Of course, recommendations are only as good as the person who is supposed to follow them. Although warnings about smoking – and especially smoking while pregnant – have been enormously effective, some expectant mothers still do it. But if doctors can point to a child’s genetic profile while conveying the need to take certain steps, Dr. Daley believes the message might carry more weight.
“We’re not far from determining a child’s susceptibility,” she says. “If we can identify what types of gene-environment interactions they are susceptible to, then, working with the parents, we might be able to modify their environment.”
Anti-oxidant experiments

Ryon Anas participates in
an experiment in Chris Carlsten’s Air Pollution Exposure Laboratory. Photo: Don Erhardt
Dr. Carlsten, while believing tobacco use has “no redeeming value” and therefore should be choked off as quickly as possible through bans and taxes, has focused on what might seem a more intractable problem. After all, diesel exhaust isn’t the product of a bad habit, but the product of transportation – the lifeblood of industrialized and developing societies.
All the more reason, he believes, to find the proof of harm. Thus, he maintains a steady stream of volunteers willing to spend a couple of hours – usually several times – in his Air Pollution Exposure Laboratory.
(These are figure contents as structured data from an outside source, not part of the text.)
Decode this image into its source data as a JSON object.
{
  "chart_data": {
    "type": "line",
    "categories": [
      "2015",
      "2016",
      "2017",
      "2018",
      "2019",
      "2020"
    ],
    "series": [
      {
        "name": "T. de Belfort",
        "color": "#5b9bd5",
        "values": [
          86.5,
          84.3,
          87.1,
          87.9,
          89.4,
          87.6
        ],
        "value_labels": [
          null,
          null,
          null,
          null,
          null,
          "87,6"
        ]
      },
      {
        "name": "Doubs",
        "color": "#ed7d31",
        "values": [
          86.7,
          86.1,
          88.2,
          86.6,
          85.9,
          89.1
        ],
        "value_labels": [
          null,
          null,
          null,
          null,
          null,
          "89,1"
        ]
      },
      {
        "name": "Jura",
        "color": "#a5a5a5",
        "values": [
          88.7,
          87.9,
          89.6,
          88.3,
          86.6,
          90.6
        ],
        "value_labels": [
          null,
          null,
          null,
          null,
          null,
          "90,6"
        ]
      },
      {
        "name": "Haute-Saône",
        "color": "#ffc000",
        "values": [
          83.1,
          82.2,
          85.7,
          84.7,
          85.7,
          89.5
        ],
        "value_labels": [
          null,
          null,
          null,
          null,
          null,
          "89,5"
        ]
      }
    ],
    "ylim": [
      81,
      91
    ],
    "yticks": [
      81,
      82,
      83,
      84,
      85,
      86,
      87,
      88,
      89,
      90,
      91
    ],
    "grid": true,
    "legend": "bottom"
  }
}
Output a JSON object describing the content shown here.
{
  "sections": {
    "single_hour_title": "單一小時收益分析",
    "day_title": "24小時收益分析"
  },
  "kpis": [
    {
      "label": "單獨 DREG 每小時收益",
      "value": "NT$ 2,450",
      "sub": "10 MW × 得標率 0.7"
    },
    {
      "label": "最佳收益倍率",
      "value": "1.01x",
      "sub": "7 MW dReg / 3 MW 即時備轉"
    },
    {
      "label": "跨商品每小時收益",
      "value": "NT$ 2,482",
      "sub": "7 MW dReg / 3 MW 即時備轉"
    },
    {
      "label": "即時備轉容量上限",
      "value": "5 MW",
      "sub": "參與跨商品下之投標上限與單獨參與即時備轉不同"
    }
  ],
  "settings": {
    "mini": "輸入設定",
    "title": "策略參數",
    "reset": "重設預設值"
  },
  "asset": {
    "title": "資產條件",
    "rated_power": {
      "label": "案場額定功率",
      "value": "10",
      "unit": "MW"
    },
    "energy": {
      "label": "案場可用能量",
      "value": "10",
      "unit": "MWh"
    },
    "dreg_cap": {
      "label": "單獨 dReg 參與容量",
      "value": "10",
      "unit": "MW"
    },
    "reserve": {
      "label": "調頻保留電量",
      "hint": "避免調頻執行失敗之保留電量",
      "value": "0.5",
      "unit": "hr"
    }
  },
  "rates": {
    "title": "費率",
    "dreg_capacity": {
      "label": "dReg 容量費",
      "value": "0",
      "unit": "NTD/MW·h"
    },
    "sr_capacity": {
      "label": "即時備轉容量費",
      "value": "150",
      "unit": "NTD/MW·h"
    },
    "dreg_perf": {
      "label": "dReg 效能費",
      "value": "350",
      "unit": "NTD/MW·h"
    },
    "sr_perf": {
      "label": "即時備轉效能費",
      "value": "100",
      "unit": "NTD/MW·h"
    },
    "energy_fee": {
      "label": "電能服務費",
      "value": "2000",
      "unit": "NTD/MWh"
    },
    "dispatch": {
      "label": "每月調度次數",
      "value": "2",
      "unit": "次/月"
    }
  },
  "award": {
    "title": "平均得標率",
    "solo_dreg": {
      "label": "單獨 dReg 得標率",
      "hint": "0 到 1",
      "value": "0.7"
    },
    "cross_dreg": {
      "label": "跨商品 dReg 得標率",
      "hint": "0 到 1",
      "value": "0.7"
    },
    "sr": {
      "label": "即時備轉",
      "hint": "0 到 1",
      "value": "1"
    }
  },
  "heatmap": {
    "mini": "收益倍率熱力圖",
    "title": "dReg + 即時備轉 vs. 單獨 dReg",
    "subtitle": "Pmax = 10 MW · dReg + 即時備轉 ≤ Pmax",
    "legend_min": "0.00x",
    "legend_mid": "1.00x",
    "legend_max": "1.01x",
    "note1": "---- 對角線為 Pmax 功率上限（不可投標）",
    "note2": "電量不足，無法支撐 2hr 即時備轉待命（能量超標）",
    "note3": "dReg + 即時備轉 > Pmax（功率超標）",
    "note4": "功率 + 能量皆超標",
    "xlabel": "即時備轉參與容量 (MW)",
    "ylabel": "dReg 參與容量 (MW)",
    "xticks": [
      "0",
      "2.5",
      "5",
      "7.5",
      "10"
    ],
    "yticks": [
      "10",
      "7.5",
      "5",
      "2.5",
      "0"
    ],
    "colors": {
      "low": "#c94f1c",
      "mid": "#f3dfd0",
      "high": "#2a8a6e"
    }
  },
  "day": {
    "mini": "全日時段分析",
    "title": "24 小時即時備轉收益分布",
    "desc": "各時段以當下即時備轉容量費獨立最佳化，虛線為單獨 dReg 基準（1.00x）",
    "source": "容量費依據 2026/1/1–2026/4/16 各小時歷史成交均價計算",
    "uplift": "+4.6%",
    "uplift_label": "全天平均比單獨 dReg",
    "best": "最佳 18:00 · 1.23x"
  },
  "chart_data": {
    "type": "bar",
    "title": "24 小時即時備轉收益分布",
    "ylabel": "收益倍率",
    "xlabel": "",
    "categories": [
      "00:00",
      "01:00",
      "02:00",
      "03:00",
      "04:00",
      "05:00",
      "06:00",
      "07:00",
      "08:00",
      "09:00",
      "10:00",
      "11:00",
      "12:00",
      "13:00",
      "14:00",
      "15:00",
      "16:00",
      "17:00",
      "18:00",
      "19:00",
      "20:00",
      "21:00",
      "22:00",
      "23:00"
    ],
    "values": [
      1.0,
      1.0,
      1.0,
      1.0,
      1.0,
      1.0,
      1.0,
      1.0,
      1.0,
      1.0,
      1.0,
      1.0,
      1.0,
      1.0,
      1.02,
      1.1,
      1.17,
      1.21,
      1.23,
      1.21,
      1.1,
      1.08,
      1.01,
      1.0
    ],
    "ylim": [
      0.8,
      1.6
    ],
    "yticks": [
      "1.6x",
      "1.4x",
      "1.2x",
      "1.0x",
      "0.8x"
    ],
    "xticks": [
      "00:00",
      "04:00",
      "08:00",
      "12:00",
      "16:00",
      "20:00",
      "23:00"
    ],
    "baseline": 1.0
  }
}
“At the end of the day, any effort to change regulations about diesel exhaust will very likely be challenged in court,” he says. “When you have experimental studies, that changes the whole story very powerfully. If the community believes you’ve demonstrated a mechanism by which harm is inflicted, the effort gains credibility.”
Dr. Carlsten has uncovered solid evidence of his oxidative stress theory, by giving his subjects anti-oxidants before exposing them to exhaust. The result: their lungs don’t constrict as much as they do when not given antioxidants. He also has found that exhaust exposure causes a rise of a type of micro-RNA that plays a role in immunity (and thus inflammation), and that anti-oxidants prevent that increase.
While it’s reasonable to think that anti-oxidants might thus have potential as a preventive therapy for asthma, Dr. Carlsten would rather see the findings used to justify a requirement for diesel engines to produce fewer oxidizing particulates.
“I’m not a big supporter of anything that seems like a treatment, because that’s avoiding the fundamental problem,” he says. “It’s much more important to me to validate the plausibility of what we’re seeing epidemiologically, so we can decrease air pollution and protect the entire population.”